Epiney Simon · Ständerat · 2005-03-10
Epiney Simon · Ständerat · Wallis · Christlichdemokratische Fraktion · 2005-03-10
Wortprotokoll
Les coûts non couverts pour le trafic régional des voyageurs sont pris en charge par la Confédération et les cantons. Les critères de répartition de frais sont la capacité financière des cantons, leur densité démographique, ainsi que la longueur des lignes de chemins de fer privés. La Confédération peut payer jusqu'à 92 pour cent des coûts non couverts, comme c'est le cas par exemple dans le canton du Jura.
La Confédération veut réduire sa contribution de 30 millions de francs en 2006 et de 40 millions en 2007, soit de 70 millions au total, alors que la majorité de la commission propose de ne réduire que de 30 millions de francs en tout, soit de 10 millions en 2006 et de 20 millions en 2007.
En outre, la Confédération ne veut plus rembourser aux entreprises concessionnaires l'impôt sur les huiles minérales, ce qui représente pour la Confédération une économie de 25 millions de francs en 2006, de 52 millions en 2007 et de 52 millions en 2008. Pour le diesel, par exemple, sur 76 centimes - soit le taux normal de l'impôt par litre -, la Direction générale des douanes rembourse 59 centimes par litre aux entreprises concernées. Le Conseil fédéral justifie ces réductions par le fait que le trafic régional a reçu précédemment une augmentation de contribution de 35 millions de francs pour 2005 et de 45 millions pour 2006, et que cette réduction est supportable parce qu'elle est limitée à deux ans.

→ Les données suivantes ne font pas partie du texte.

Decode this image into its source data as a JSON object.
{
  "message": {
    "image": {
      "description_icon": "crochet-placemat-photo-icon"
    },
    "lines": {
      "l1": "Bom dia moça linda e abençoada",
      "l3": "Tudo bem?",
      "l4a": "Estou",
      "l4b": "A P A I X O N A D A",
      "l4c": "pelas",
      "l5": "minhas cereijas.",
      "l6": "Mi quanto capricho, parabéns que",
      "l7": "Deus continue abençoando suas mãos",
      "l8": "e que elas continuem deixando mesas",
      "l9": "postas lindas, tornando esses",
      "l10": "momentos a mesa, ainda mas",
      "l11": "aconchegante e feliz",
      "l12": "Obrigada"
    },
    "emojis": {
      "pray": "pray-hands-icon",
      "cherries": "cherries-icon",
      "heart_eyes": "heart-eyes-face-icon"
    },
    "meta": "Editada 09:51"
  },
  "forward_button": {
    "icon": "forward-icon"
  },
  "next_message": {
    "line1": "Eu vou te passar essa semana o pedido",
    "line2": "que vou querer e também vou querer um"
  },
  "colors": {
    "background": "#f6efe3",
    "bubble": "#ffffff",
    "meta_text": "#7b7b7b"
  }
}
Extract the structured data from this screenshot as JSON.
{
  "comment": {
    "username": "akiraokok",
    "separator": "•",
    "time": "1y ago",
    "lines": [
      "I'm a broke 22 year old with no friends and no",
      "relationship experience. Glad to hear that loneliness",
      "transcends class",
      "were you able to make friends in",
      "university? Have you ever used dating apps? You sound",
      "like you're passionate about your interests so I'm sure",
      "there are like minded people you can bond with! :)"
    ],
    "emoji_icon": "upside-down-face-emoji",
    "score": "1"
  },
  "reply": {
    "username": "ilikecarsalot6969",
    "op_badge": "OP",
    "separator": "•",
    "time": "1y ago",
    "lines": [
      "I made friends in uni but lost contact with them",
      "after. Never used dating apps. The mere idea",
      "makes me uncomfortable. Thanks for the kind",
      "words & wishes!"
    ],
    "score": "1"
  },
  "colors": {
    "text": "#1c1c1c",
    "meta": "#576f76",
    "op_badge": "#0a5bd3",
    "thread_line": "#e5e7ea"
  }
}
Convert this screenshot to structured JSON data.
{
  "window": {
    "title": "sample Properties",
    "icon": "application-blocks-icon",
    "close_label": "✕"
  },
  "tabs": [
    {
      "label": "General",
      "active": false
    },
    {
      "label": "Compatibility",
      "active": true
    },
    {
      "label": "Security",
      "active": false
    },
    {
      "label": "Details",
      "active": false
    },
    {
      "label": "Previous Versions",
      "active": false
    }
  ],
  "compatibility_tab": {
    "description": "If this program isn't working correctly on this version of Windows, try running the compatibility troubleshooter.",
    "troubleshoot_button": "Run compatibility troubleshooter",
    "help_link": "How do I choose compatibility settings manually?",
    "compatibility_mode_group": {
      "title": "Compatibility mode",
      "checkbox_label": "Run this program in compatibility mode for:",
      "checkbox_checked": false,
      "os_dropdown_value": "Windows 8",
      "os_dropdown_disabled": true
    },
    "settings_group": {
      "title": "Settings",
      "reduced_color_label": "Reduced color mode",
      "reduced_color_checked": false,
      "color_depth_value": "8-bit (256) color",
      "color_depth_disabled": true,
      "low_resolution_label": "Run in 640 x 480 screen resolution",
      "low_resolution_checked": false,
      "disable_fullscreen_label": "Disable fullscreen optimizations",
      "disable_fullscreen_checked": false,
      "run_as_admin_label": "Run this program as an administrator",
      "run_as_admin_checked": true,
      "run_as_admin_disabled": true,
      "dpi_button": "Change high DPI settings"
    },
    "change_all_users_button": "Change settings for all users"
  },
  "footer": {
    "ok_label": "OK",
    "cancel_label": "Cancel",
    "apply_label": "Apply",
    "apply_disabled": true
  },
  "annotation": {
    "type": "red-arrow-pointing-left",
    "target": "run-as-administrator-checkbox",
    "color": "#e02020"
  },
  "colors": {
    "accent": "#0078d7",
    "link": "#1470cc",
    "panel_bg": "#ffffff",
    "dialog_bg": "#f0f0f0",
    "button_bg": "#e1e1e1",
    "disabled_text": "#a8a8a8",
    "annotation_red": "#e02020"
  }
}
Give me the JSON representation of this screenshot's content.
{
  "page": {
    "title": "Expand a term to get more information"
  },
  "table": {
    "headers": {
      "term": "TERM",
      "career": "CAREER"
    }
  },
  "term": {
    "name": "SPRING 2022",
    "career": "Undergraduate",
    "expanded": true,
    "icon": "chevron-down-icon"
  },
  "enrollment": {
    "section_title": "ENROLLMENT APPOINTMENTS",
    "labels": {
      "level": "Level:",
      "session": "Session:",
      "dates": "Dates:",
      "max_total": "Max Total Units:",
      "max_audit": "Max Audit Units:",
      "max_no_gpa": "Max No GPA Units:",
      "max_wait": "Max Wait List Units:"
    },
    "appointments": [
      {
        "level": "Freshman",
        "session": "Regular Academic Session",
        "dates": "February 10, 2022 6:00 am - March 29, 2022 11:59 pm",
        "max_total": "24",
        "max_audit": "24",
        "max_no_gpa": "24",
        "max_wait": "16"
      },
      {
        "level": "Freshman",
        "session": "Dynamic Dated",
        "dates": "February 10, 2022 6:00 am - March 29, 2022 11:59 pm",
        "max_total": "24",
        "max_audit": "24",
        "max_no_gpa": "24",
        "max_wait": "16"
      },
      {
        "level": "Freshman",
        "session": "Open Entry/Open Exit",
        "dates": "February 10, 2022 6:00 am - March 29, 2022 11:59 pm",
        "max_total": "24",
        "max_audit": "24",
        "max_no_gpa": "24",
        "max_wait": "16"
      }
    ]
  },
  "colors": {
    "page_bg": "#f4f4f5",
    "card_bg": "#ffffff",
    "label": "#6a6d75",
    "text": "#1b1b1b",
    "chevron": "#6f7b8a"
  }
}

En outre, pour le Conseil fédéral, cette réduction ne doit pas conduire à une réduction de l'offre. La Poste, le cas échéant, qui fait quelque 800 millions de francs de bénéfice, peut apporter également, dans des cas exceptionnels, une contribution. De plus, cette réduction est répartie par moitié entre le trafic régional des voyageurs et le transport public urbain.
Le Conseil fédéral est d'avis que le remboursement actuel n'incite pas à "rouler" économiquement, qu'il génère des comportements inappropriés et qu'il ne pousse pas, par exemple, les villes à promouvoir les trolleybus ou d'autres véhicules à propulsion électrique. L'impôt sur les huiles minérales est un impôt sur la consommation, qui est sans rapport avec l'utilisation des routes puisque, par exemple, les dameuses de pistes, les véhicules de chantier, les avions légers, les bateaux sont également soumis à cet impôt.
Le Conseil fédéral est d'avis qu'un "gisement" de rationalisation et de synergies existe aussi bien dans le domaine des transports régionaux que dans celui des transports urbains. Les frais d'exploitation peuvent être réduits: on en a eu l'exemple avec la fusion du Furka-Oberalp avec le Brigue-Viège-Zermatt, qui a été initiée par notre collègue Escher et qui a abouti à une économie de l'ordre de 8 millions de francs par année. On peut également évoquer la possibilité de mieux régionaliser les cars postaux. Dans d'autres endroits, la substitution du rail par le bus peut se justifier, notamment là où il y a une faible densité de population. Cela permet même d'améliorer la desserte, puisqu'on peut imaginer davantage d'arrêts avec les cars postaux.
Pour la majorité de la commission, les transports publics ont déjà été soumis à des coupes sombres, en particulier en 1998 et en 2003. Le trafic régional des voyageurs a un coût élevé pour les cantons, qui sont unanimement opposés à toute réduction de la participation de la Confédération. Dans les régions périphériques en particulier, le démantèlement des transports publics est programmé si l'on continue dans cette direction. Les transferts de charges sur les cantons se font par une diminution linéaire de la part fédérale, au lieu d'être calculés sur une augmentation linéaire de la part des cantons. Cette réduction est donc injuste: elle pénalise les cantons à faible potentiel économique et qui ont souvent une desserte à assurer sur de longues distances. En d'autres termes, les efforts demandés sont répartis de manière injuste, inéquitable et disproportionnée et touchent les endroits où les lieux d'habitation sont très espacés.
D'autre part, il faut rappeler que les entreprises ont dû subir des hausses du prix de l'énergie, qu'elles ont été confrontées au renchérissement, qu'elles ont dû supporter des hausses du coût de la main-d'oeuvre à cause des conventions collectives de travail, qu'elles ont dû participer à l'assainissement des caisses de pension et qu'elles ont dû pour certaines d'entre elles investir dans les mesures de sécurité.
Pour la minorité de la commission, à partir de 2008, on pourra supprimer ce remboursement aux entreprises concessionnaires, car il appartiendra à ce moment-là aux cantons de prendre le relais.